Increasing interest in reliability, resilience and flexibility among healthcare facilities is increasing these organizations’ interest in distributed energy systems, including microgrids. One major hospital chain is developing demonstration projects to showcase the possibilities of the technology.
Kaiser Permanente plans to demonstrate a range of energy innovations at a hospital microgrid in Ontario, Calif., that will include how to incorporate renewable energy and move away from diesel generators, according to Microgrid Knowledge. The hospital microgrid also will feature a fuel cell and a demonstration virtual power plant (VPP) with power provided from microgrids located in up to three different utility territories.

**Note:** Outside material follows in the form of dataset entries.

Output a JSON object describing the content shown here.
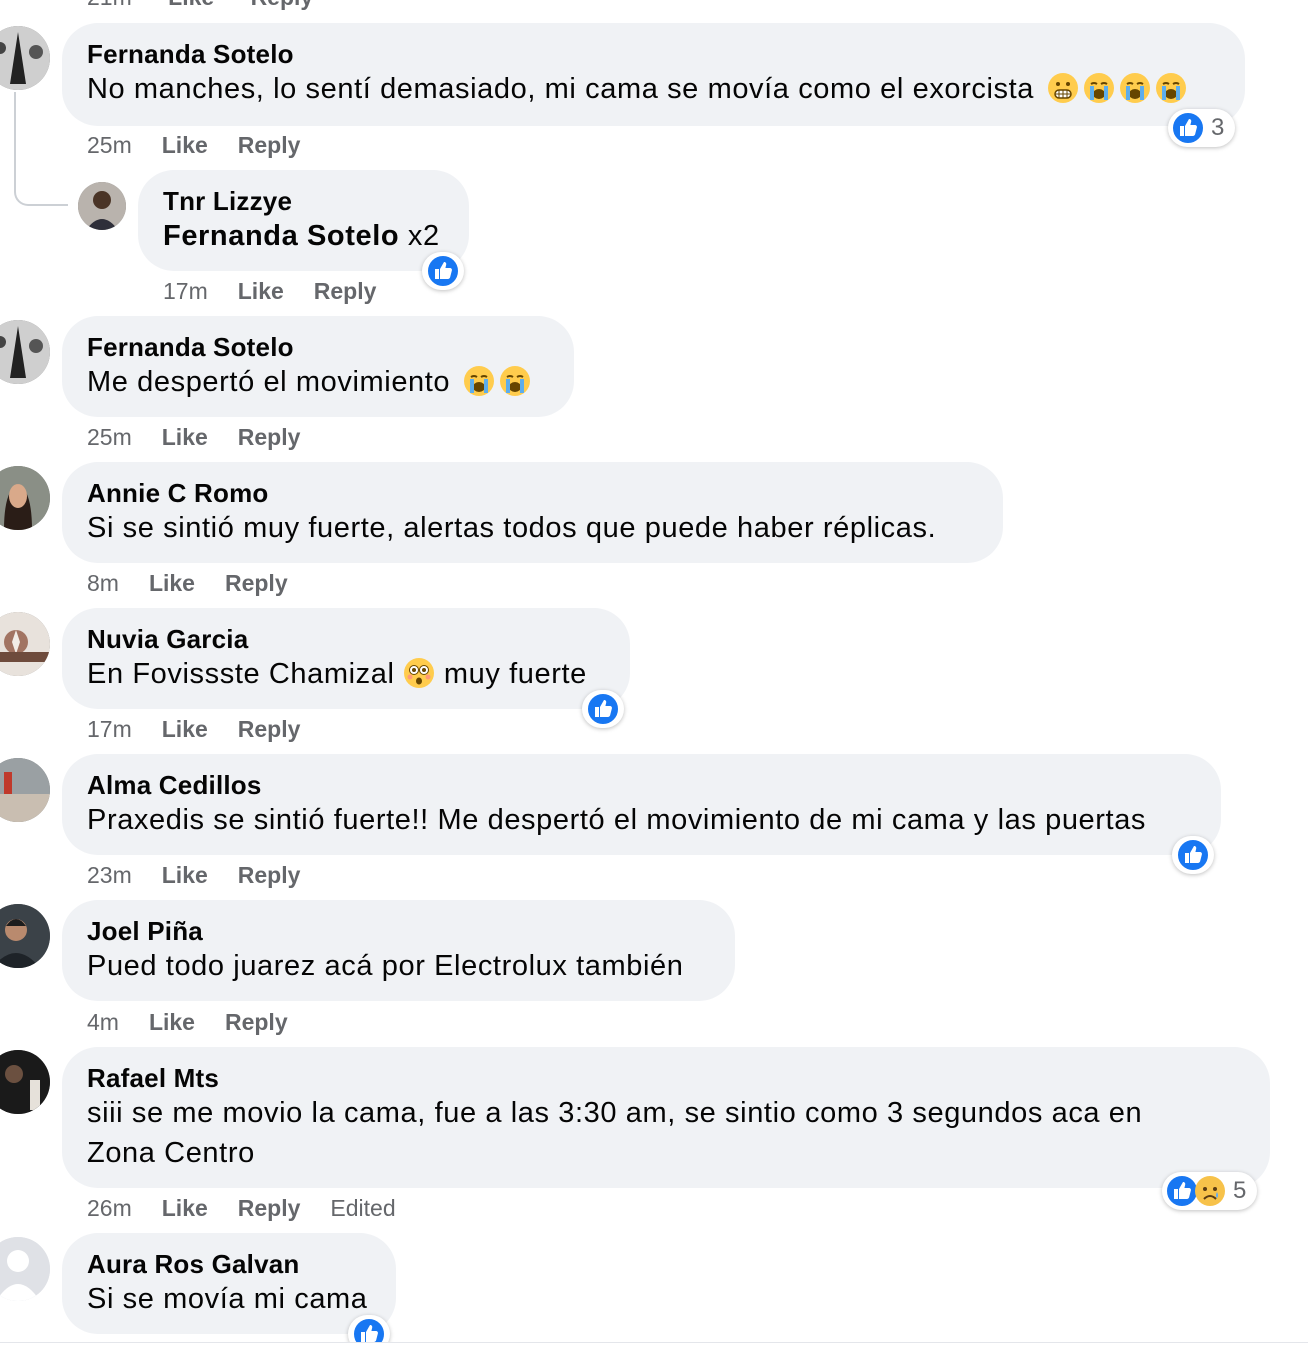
{
  "top_partial": {
    "time": "21m",
    "like": "Like",
    "reply": "Reply"
  },
  "comments": [
    {
      "author": "Fernanda Sotelo",
      "text": "No manches, lo sentí demasiado, mi cama se movía como el exorcista",
      "emojis": [
        "grimacing-face",
        "loudly-crying-face",
        "loudly-crying-face",
        "loudly-crying-face"
      ],
      "time": "25m",
      "like": "Like",
      "reply": "Reply",
      "reaction_count": "3"
    },
    {
      "author": "Tnr Lizzye",
      "mention": "Fernanda Sotelo",
      "text": " x2",
      "time": "17m",
      "like": "Like",
      "reply": "Reply"
    },
    {
      "author": "Fernanda Sotelo",
      "text": "Me despertó el movimiento",
      "emojis": [
        "loudly-crying-face",
        "loudly-crying-face"
      ],
      "time": "25m",
      "like": "Like",
      "reply": "Reply"
    },
    {
      "author": "Annie C Romo",
      "text": "Si se sintió muy fuerte, alertas todos que puede haber réplicas.",
      "time": "8m",
      "like": "Like",
      "reply": "Reply"
    },
    {
      "author": "Nuvia Garcia",
      "text_before": "En Fovissste Chamizal ",
      "text_after": " muy fuerte",
      "emojis": [
        "flushed-face"
      ],
      "time": "17m",
      "like": "Like",
      "reply": "Reply"
    },
    {
      "author": "Alma Cedillos",
      "text": "Praxedis se sintió fuerte!! Me despertó el movimiento de mi cama y las puertas",
      "time": "23m",
      "like": "Like",
      "reply": "Reply"
    },
    {
      "author": "Joel Piña",
      "text": "Pued todo juarez acá por Electrolux también",
      "time": "4m",
      "like": "Like",
      "reply": "Reply"
    },
    {
      "author": "Rafael Mts",
      "text": "siii se me movio la cama, fue a las 3:30 am, se sintio como 3 segundos aca en Zona Centro",
      "time": "26m",
      "like": "Like",
      "reply": "Reply",
      "edited": "Edited",
      "reaction_count": "5"
    },
    {
      "author": "Aura Ros Galvan",
      "text": "Si se movía mi cama"
    }
  ],
  "colors": {
    "bubble": "#f0f2f5",
    "meta": "#65676b",
    "like_blue": "#1877f2"
  }
}
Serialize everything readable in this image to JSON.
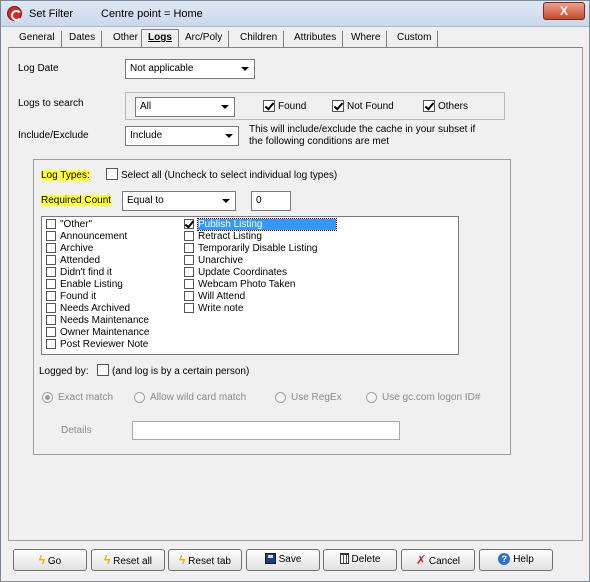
{
  "window": {
    "title": "Set Filter",
    "subtitle": "Centre point = Home",
    "close_label": "X"
  },
  "tabs": [
    "General",
    "Dates",
    "Other",
    "Logs",
    "Arc/Poly",
    "Children",
    "Attributes",
    "Where",
    "Custom"
  ],
  "active_tab": "Logs",
  "log_date": {
    "label": "Log Date",
    "value": "Not applicable"
  },
  "logs_to_search": {
    "label": "Logs to search",
    "value": "All",
    "found_label": "Found",
    "found_checked": true,
    "not_found_label": "Not Found",
    "not_found_checked": true,
    "others_label": "Others",
    "others_checked": true
  },
  "include_exclude": {
    "label": "Include/Exclude",
    "value": "Include",
    "note_line1": "This will include/exclude the cache in your subset if",
    "note_line2": "the following conditions are met"
  },
  "log_types": {
    "label": "Log Types:",
    "select_all_label": "Select all (Uncheck to select individual log types)",
    "select_all_checked": false
  },
  "required_count": {
    "label": "Required Count",
    "operator": "Equal to",
    "value": "0"
  },
  "log_list": {
    "col1": [
      {
        "label": "\"Other\"",
        "checked": false
      },
      {
        "label": "Announcement",
        "checked": false
      },
      {
        "label": "Archive",
        "checked": false
      },
      {
        "label": "Attended",
        "checked": false
      },
      {
        "label": "Didn't find it",
        "checked": false
      },
      {
        "label": "Enable Listing",
        "checked": false
      },
      {
        "label": "Found it",
        "checked": false
      },
      {
        "label": "Needs Archived",
        "checked": false
      },
      {
        "label": "Needs Maintenance",
        "checked": false
      },
      {
        "label": "Owner Maintenance",
        "checked": false
      },
      {
        "label": "Post Reviewer Note",
        "checked": false
      }
    ],
    "col2": [
      {
        "label": "Publish Listing",
        "checked": true,
        "selected": true
      },
      {
        "label": "Retract Listing",
        "checked": false
      },
      {
        "label": "Temporarily Disable Listing",
        "checked": false
      },
      {
        "label": "Unarchive",
        "checked": false
      },
      {
        "label": "Update Coordinates",
        "checked": false
      },
      {
        "label": "Webcam Photo Taken",
        "checked": false
      },
      {
        "label": "Will Attend",
        "checked": false
      },
      {
        "label": "Write note",
        "checked": false
      }
    ]
  },
  "logged_by": {
    "label": "Logged by:",
    "checkbox_label": "(and log is by a certain person)",
    "checked": false,
    "options": [
      "Exact match",
      "Allow wild card match",
      "Use RegEx",
      "Use gc.com logon ID#"
    ],
    "selected_option": "Exact match",
    "details_label": "Details",
    "details_value": ""
  },
  "buttons": [
    "Go",
    "Reset all",
    "Reset tab",
    "Save",
    "Delete",
    "Cancel",
    "Help"
  ],
  "colors": {
    "highlight": "#ffff33",
    "selection": "#3399ff"
  }
}
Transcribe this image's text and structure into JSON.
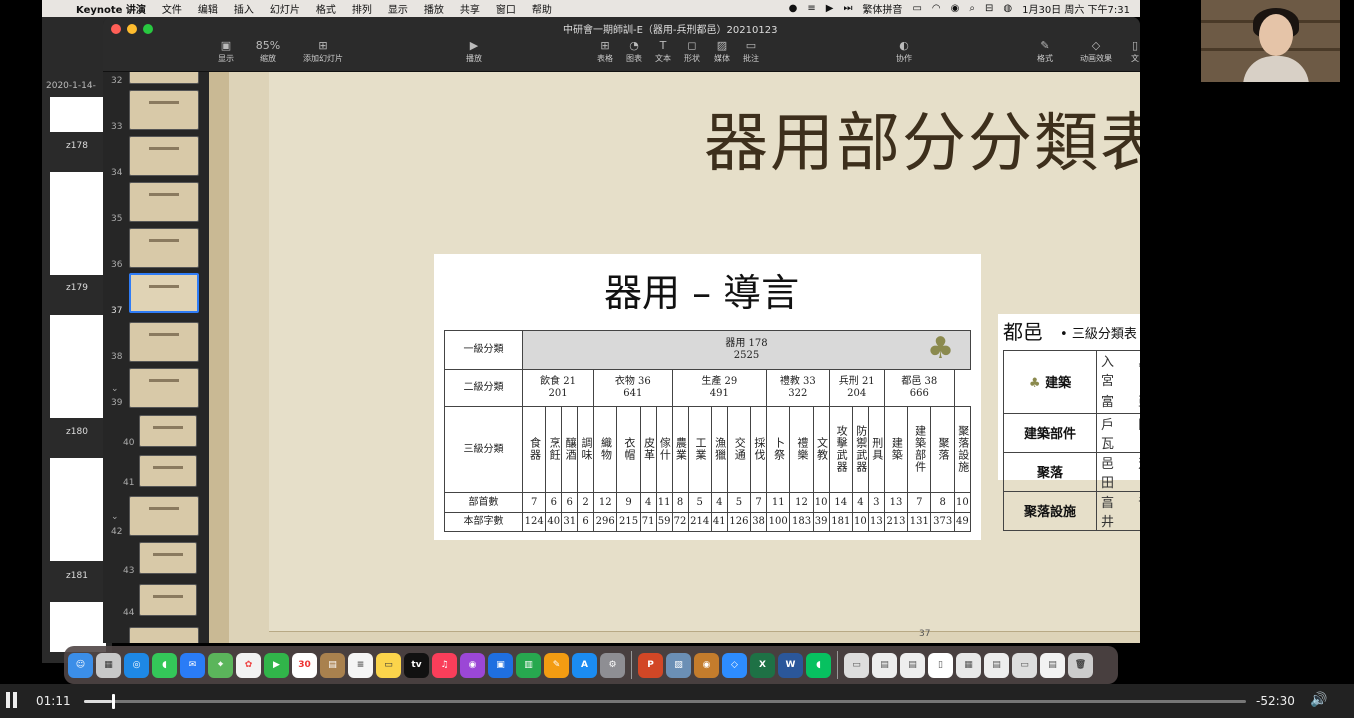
{
  "menubar": {
    "app": "Keynote 讲演",
    "items": [
      "文件",
      "编辑",
      "插入",
      "幻灯片",
      "格式",
      "排列",
      "显示",
      "播放",
      "共享",
      "窗口",
      "帮助"
    ],
    "input_method": "繁体拼音",
    "datetime": "1月30日 周六 下午7:31"
  },
  "background_window": {
    "date": "2020-1-14-",
    "labels": [
      "z178",
      "z179",
      "z180",
      "z181"
    ]
  },
  "keynote": {
    "title": "中研會一期師訓-E（器用-兵刑都邑）20210123",
    "toolbar": {
      "view": "显示",
      "zoom": "85%",
      "zoom_label": "缩放",
      "add_slide": "添加幻灯片",
      "play": "播放",
      "table": "表格",
      "chart": "图表",
      "text": "文本",
      "shape": "形状",
      "media": "媒体",
      "comment": "批注",
      "collaborate": "协作",
      "format": "格式",
      "animate": "动画效果",
      "document": "文"
    },
    "navigator": {
      "numbers": [
        "32",
        "33",
        "34",
        "35",
        "36",
        "37",
        "38",
        "39",
        "40",
        "41",
        "42",
        "43",
        "44"
      ],
      "selected": "37"
    }
  },
  "slide": {
    "title": "器用部分分類表",
    "page_number": "37",
    "image1": {
      "heading": "器用 – 導言",
      "row_labels": [
        "一級分類",
        "二級分類",
        "三級分類",
        "部首數",
        "本部字數"
      ],
      "level1": "器用 178",
      "level1_count": "2525",
      "level2": [
        {
          "name": "飲食 21",
          "count": "201",
          "span": 4
        },
        {
          "name": "衣物 36",
          "count": "641",
          "span": 4
        },
        {
          "name": "生產 29",
          "count": "491",
          "span": 5
        },
        {
          "name": "禮教 33",
          "count": "322",
          "span": 3
        },
        {
          "name": "兵刑 21",
          "count": "204",
          "span": 3
        },
        {
          "name": "都邑 38",
          "count": "666",
          "span": 3
        }
      ],
      "level3": [
        "食器",
        "烹飪",
        "釀酒",
        "調味",
        "織物",
        "衣帽",
        "皮革",
        "傢什",
        "農業",
        "工業",
        "漁獵",
        "交通",
        "採伐",
        "卜祭",
        "禮樂",
        "文教",
        "攻擊武器",
        "防禦武器",
        "刑具",
        "建築",
        "建築部件",
        "聚落",
        "聚落設施"
      ],
      "radical_counts": [
        "7",
        "6",
        "6",
        "2",
        "12",
        "9",
        "4",
        "11",
        "8",
        "5",
        "4",
        "5",
        "7",
        "11",
        "12",
        "10",
        "14",
        "4",
        "3",
        "13",
        "7",
        "8",
        "10"
      ],
      "char_counts": [
        "124",
        "40",
        "31",
        "6",
        "296",
        "215",
        "71",
        "59",
        "72",
        "214",
        "41",
        "126",
        "38",
        "100",
        "183",
        "39",
        "181",
        "10",
        "13",
        "213",
        "131",
        "373",
        "49"
      ]
    },
    "image2": {
      "title": "都邑",
      "subtitle": "三級分類表",
      "rows": [
        {
          "label": "建築",
          "chars": [
            "入 亼 宀 穴 宮",
            "富 亞"
          ]
        },
        {
          "label": "建築部件",
          "chars": [
            "戶 門 囧 朙 瓦"
          ]
        },
        {
          "label": "聚落",
          "chars": [
            "邑 䢔 行 彳 田"
          ]
        },
        {
          "label": "聚落設施",
          "chars": [
            "亯 嗇 倉 會 井"
          ]
        }
      ]
    }
  },
  "player": {
    "elapsed": "01:11",
    "remaining": "-52:30",
    "progress_fraction": 0.024
  }
}
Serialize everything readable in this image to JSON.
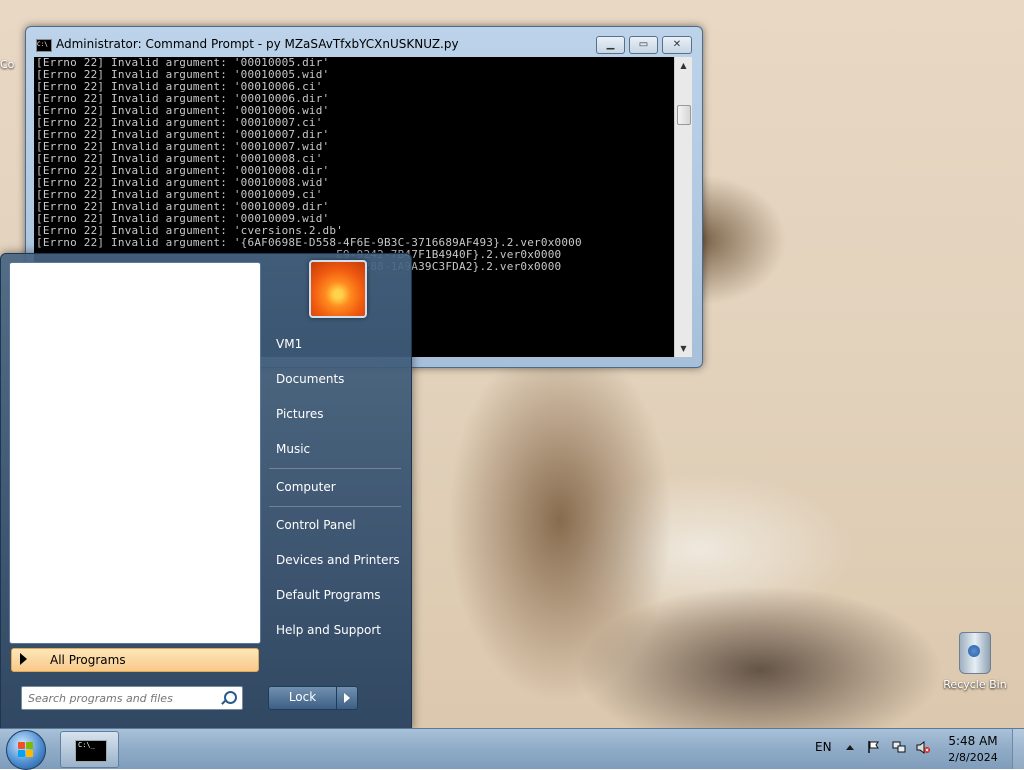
{
  "cmd_window": {
    "title": "Administrator: Command Prompt - py  MZaSAvTfxbYCXnUSKNUZ.py",
    "icon": "cmd-icon",
    "lines": [
      "[Errno 22] Invalid argument: '00010005.dir'",
      "[Errno 22] Invalid argument: '00010005.wid'",
      "[Errno 22] Invalid argument: '00010006.ci'",
      "[Errno 22] Invalid argument: '00010006.dir'",
      "[Errno 22] Invalid argument: '00010006.wid'",
      "[Errno 22] Invalid argument: '00010007.ci'",
      "[Errno 22] Invalid argument: '00010007.dir'",
      "[Errno 22] Invalid argument: '00010007.wid'",
      "[Errno 22] Invalid argument: '00010008.ci'",
      "[Errno 22] Invalid argument: '00010008.dir'",
      "[Errno 22] Invalid argument: '00010008.wid'",
      "[Errno 22] Invalid argument: '00010009.ci'",
      "[Errno 22] Invalid argument: '00010009.dir'",
      "[Errno 22] Invalid argument: '00010009.wid'",
      "[Errno 22] Invalid argument: 'cversions.2.db'",
      "[Errno 22] Invalid argument: '{6AF0698E-D558-4F6E-9B3C-3716689AF493}.2.ver0x0000",
      "",
      "                                            E9-9242-7B47F1B4940F}.2.ver0x0000",
      "",
      "                                            6D-8288-1A9A39C3FDA2}.2.ver0x0000"
    ]
  },
  "start_menu": {
    "all_programs_label": "All Programs",
    "search_placeholder": "Search programs and files",
    "right_items": {
      "user": "VM1",
      "documents": "Documents",
      "pictures": "Pictures",
      "music": "Music",
      "computer": "Computer",
      "control_panel": "Control Panel",
      "devices": "Devices and Printers",
      "default_programs": "Default Programs",
      "help": "Help and Support"
    },
    "lock_label": "Lock"
  },
  "desktop": {
    "recycle_bin_label": "Recycle Bin",
    "left_icon_label": "Co"
  },
  "taskbar": {
    "language": "EN",
    "time": "5:48 AM",
    "date": "2/8/2024"
  }
}
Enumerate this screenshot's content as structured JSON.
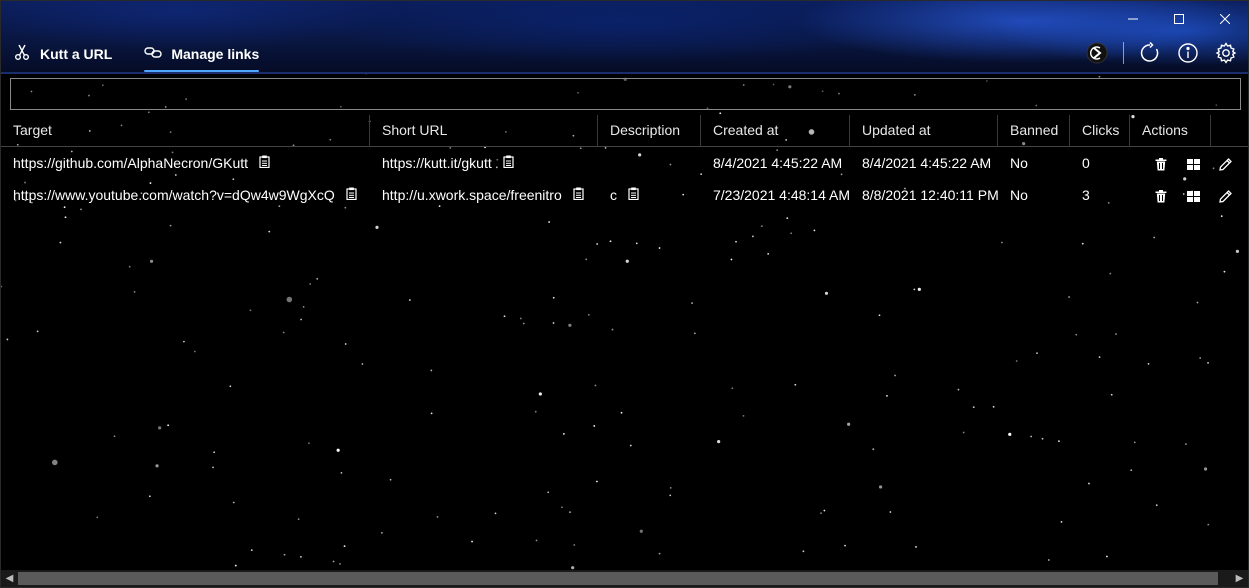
{
  "window": {
    "minimize_icon": "minimize-icon",
    "maximize_icon": "maximize-icon",
    "close_icon": "close-icon"
  },
  "nav": {
    "items": [
      {
        "label": "Kutt a URL",
        "icon": "scissors-icon",
        "active": false
      },
      {
        "label": "Manage links",
        "icon": "link-icon",
        "active": true
      }
    ]
  },
  "toolbar": {
    "icons": [
      "theme-toggle-icon",
      "refresh-icon",
      "info-icon",
      "settings-icon"
    ]
  },
  "search": {
    "value": "",
    "placeholder": ""
  },
  "table": {
    "columns": [
      "Target",
      "Short URL",
      "Description",
      "Created at",
      "Updated at",
      "Banned",
      "Clicks",
      "Actions"
    ],
    "rows": [
      {
        "target": "https://github.com/AlphaNecron/GKutt",
        "short_url": "https://kutt.it/gkutt",
        "description": "",
        "created_at": "8/4/2021 4:45:22 AM",
        "updated_at": "8/4/2021 4:45:22 AM",
        "banned": "No",
        "clicks": "0"
      },
      {
        "target": "https://www.youtube.com/watch?v=dQw4w9WgXcQ",
        "short_url": "http://u.xwork.space/freenitro",
        "description": "c",
        "created_at": "7/23/2021 4:48:14 AM",
        "updated_at": "8/8/2021 12:40:11 PM",
        "banned": "No",
        "clicks": "3"
      }
    ],
    "action_icons": [
      "delete-icon",
      "qr-code-icon",
      "edit-icon"
    ]
  },
  "colors": {
    "accent": "#4ea6ff",
    "banner": "#0b1d5a",
    "background": "#000000"
  }
}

The Ontario project follows a similar endeavor at a Kaiser Permanente hospital in Richmond, Calif., says David Bliss, a surgeon and CEO of Charge Bliss, which aims to bring renewable energy and resilience to hospitals, especially those in disadvantaged communities.
The project, which includes 2.2 megawatts (MW) of solar, a 1 MW fuel cell from Bloom Energy and a 9 MWh battery, is funded in part by an $8 million grant from the California Energy Commission (CEC), which seeks to demonstrate the innovation the project is expected to achieve.
Demonstrating the advantages of hospital microgrids was the aim of the Richmond project, which also received some CEC funding. It was the first microgrid to connect renewable energy to a hospital’s existing diesel backup power system.